180 Degrees South: Like Browsing the Patagonia Catalog, Listening to Jack Johnson

If you enjoy flipping through the Patagonia catalog, longing to visit the lovely, distant locales depicted therein (and maybe buy some overpriced fleece sweaters, too), this is your movie. Part infomercial, part adventure-travel porn, and part message movie, 180 Degrees South is very much a company-sponsored product that celebrates its founder, Yvon Chouinard, and his values. But here in outdoorsy Seattle, most of us already share those values.
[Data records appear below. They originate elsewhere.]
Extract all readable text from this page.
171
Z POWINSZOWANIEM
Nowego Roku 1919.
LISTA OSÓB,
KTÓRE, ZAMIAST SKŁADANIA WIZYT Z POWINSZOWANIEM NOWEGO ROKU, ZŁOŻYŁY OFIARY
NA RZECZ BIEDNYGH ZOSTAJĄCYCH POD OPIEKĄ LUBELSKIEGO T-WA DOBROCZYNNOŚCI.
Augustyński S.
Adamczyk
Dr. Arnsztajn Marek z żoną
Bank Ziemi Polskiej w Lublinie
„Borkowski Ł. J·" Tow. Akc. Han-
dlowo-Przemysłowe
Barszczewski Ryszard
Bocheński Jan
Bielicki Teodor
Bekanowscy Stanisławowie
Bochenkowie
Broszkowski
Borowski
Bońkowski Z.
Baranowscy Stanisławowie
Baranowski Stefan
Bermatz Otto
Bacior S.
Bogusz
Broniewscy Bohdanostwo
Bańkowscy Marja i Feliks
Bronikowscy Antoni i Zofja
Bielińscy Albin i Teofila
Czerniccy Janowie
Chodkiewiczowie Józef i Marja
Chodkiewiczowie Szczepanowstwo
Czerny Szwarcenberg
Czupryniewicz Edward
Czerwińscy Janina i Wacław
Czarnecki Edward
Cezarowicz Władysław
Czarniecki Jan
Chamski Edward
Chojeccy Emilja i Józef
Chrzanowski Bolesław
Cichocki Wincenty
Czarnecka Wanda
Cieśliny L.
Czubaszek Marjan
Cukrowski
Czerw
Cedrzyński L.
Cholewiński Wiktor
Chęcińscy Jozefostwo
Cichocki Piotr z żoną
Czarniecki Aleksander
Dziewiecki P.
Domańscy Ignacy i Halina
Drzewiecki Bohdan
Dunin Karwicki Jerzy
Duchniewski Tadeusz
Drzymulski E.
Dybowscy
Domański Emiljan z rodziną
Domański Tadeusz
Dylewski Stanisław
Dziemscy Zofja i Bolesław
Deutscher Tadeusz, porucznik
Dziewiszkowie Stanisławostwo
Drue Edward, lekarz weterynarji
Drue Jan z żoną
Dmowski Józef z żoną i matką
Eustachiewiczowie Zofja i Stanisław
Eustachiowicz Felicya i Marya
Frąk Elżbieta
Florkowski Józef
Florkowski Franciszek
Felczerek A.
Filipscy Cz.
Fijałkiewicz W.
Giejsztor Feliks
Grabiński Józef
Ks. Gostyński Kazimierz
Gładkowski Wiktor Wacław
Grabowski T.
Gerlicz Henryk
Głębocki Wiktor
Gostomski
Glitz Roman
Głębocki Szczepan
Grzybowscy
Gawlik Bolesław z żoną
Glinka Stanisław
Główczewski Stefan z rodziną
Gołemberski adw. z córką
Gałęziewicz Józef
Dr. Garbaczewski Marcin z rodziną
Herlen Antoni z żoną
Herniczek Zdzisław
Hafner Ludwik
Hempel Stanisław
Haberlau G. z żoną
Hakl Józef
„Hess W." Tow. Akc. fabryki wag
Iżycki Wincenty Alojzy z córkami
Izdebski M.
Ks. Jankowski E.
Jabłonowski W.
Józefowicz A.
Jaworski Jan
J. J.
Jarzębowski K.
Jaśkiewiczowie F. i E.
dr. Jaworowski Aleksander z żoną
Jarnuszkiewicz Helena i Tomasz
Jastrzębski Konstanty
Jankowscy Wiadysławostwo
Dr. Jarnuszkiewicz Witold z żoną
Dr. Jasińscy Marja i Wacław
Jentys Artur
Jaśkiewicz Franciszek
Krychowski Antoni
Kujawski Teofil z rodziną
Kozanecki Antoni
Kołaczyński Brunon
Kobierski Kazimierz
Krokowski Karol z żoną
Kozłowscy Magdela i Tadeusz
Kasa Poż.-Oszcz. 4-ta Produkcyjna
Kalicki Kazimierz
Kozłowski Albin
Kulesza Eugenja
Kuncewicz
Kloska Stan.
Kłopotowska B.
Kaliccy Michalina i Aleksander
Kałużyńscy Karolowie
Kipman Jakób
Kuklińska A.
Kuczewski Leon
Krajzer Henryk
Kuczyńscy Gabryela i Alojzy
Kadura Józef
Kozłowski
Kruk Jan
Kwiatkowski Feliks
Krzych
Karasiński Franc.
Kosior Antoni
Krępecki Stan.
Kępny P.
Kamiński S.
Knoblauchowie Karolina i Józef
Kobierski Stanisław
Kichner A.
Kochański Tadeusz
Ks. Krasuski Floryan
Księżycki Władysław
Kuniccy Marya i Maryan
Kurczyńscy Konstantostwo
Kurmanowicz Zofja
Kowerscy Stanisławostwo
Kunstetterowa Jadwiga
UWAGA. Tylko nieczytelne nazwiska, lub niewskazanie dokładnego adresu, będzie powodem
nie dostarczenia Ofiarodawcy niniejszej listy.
So if you can get past the eco-sermonizing (“live simply with the land”) and Jack Johnson tunes, the movie is a gorgeous distillation of a six-month voyage by narrator Jeff Johnson (no relation). He sails from California to Chilean Patagonia on a somewhat parallel route to that taken in 1968 by Chouinard and buddies including Doug Tompkins, who’s now trying to preserve swaths of Chile as parkland. The film frankly promotes that cause, and native efforts to stop hydroelectric dams in that country. Jared Diamond’s Collapse is also cited, especially after a surfing visit to Easter Island, famously decimated by overpopulation and deforestation. If Chouinard is the self-contented curmudgeon, and North Face founder Tompkins the quieter philanthropist, their views are still well within mainstream environmentalism: Consume less and don’t overtax the environment. As vanity productions go, 180 Degrees South is an agreeable mix of campfire philosophy and beautiful scenery. And if you can’t afford such a trip, there are always the fleece sweaters.